A quick look at the signals shaping buyer behavior
right now.
AI search Is Becoming Part of Buyer Research
The Stat
G2’s 2025 Buyer Behavior Report found that 79% of software buyers say AI search has changed how they conduct research. In the same research, 29% said they now start research with AI search more often than Google.

While that doesn’t mean buyers are abandoning traditional search, review sites, peer conversations, or vendor websites, it does suggest that AI search is becoming part of how buyers get oriented earlier in the process.
The shift is important because AI search does not behave like a traditional list of links. It can summarize a category, compare vendors, surface risks, and suggest what a buyer should investigate next.
Why it matters
Early research is where buyers start forming the first version of the market.
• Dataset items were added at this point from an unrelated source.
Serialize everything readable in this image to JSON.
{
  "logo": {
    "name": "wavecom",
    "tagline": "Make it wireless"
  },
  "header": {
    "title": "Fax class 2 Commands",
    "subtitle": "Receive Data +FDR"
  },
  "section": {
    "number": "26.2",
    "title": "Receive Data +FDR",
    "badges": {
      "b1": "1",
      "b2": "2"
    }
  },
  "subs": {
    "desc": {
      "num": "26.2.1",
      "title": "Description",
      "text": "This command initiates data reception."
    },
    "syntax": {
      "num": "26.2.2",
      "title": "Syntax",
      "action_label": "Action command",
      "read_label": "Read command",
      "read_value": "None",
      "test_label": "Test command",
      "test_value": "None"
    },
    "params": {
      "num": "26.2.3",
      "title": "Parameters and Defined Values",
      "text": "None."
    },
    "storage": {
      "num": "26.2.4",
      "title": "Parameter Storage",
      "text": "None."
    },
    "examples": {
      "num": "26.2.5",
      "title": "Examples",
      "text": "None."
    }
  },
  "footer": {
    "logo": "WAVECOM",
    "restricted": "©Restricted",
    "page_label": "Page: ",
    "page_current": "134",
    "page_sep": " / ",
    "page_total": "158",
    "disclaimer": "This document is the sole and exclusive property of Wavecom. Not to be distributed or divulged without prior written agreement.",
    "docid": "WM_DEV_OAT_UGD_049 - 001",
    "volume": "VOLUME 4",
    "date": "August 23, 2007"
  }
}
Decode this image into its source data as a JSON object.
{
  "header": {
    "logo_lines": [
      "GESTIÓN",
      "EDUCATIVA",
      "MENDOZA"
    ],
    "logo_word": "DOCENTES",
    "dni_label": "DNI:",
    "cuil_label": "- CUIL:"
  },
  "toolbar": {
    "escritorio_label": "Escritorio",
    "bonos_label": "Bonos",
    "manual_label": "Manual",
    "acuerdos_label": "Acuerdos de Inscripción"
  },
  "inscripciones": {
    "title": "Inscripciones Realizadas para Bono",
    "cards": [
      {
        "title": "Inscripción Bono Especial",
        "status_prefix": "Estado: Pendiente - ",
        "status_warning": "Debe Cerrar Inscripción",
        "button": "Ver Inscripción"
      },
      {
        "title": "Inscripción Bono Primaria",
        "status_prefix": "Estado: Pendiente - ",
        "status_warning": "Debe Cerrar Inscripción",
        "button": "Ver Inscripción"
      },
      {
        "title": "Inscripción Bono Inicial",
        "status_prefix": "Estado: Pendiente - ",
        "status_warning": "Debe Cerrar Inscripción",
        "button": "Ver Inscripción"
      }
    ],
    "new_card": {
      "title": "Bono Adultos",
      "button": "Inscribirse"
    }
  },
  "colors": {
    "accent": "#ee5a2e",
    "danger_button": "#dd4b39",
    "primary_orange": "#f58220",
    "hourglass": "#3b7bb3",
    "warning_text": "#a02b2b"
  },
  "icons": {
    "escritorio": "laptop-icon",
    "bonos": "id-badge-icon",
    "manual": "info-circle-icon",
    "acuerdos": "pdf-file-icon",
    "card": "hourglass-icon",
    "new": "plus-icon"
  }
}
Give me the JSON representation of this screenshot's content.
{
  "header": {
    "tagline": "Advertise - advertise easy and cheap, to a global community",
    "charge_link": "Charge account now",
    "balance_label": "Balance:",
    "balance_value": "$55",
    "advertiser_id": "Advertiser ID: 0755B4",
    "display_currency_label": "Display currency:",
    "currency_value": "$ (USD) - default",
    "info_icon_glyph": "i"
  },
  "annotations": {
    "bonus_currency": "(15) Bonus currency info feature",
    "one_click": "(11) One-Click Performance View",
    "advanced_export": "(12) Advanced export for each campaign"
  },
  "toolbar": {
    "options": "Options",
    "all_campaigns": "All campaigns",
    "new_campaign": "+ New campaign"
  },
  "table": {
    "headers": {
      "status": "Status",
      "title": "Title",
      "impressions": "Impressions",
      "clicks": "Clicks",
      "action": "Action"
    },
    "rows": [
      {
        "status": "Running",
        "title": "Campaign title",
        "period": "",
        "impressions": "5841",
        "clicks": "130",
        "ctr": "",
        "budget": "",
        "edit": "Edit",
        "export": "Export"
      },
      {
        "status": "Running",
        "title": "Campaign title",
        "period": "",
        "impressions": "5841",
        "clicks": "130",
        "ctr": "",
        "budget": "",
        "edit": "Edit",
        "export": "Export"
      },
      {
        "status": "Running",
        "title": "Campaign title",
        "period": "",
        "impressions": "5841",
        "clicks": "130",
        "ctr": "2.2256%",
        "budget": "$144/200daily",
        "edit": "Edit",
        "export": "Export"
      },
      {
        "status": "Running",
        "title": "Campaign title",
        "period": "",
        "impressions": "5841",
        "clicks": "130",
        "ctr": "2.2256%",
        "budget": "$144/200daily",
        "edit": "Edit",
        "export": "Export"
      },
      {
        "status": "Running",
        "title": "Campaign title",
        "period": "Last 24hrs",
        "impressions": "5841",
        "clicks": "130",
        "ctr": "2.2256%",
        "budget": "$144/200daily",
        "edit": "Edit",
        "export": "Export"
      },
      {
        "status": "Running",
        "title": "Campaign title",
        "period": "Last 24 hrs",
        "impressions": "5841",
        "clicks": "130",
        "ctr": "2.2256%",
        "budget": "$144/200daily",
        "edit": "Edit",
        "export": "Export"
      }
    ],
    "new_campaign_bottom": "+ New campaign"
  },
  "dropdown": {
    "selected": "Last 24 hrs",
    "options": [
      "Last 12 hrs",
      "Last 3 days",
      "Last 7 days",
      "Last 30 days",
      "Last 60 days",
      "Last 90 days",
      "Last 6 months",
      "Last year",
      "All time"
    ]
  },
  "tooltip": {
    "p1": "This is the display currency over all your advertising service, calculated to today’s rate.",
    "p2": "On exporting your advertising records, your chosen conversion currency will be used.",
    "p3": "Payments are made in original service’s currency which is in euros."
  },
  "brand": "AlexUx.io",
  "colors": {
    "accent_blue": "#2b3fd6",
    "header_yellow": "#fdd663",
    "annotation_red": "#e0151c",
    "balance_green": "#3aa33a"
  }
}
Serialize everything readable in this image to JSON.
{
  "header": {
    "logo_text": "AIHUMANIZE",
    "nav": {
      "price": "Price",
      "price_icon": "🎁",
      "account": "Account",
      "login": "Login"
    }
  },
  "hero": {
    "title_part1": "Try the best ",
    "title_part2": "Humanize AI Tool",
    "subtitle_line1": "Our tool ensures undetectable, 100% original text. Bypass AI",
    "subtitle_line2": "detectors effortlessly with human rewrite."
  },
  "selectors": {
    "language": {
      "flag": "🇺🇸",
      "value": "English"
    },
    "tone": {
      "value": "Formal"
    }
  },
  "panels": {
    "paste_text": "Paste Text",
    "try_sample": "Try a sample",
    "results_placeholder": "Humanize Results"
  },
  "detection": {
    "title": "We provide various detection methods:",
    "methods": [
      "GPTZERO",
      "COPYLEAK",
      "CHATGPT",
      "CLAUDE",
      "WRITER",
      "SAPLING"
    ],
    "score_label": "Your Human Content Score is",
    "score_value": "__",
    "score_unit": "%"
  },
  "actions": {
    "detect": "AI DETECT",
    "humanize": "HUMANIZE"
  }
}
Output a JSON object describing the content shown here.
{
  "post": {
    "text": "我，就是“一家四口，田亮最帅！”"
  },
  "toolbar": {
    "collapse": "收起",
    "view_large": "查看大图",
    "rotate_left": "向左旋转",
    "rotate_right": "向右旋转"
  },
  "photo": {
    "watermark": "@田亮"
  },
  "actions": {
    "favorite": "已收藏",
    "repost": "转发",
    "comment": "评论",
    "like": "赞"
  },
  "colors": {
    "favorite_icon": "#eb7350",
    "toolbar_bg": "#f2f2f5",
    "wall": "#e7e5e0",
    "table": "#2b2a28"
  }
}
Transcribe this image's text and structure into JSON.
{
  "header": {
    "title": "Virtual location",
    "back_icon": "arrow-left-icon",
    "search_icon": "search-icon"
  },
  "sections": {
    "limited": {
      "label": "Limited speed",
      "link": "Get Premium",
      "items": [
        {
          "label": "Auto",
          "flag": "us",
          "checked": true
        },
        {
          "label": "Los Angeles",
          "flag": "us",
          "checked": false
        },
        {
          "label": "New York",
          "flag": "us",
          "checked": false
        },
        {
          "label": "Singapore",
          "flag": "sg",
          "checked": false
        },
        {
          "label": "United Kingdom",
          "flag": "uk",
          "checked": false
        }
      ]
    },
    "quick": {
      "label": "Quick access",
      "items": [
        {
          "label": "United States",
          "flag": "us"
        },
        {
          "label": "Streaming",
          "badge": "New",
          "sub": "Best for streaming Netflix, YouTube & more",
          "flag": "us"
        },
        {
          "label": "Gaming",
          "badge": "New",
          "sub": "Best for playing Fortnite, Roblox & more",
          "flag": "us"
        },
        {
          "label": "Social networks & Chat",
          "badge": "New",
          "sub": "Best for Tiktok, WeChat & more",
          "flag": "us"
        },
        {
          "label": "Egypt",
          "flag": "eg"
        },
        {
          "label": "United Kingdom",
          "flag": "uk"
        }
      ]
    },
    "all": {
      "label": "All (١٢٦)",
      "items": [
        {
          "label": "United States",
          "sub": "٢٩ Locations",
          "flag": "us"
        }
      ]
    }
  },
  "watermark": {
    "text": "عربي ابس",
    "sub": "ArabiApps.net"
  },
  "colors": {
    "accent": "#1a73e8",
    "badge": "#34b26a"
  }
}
They are trying to understand what options exist, which companies belong in the conversation, what claims sound credible, and what concerns are worth checking. If AI is helping with that work, then it may also influence how buyers interpret the category before they reach a company’s website or talk to sales.
For marketers, this means that showing up is only part of it. The company also needs to be described accurately, compared fairly, and supported by sources buyers trust. Reviews, customer stories, analyst commentary, product documentation, community discussions, and third-party mentions all become part of the information environment AI systems can draw from.
The upshot
AI search is becoming part of how buyers make sense of a market early in the process, not simply another source of traffic. Companies still need to be findable, but they also need enough clear, credible information in the market for AI systems to understand where they fit and why they belong in the buyer’s consideration set.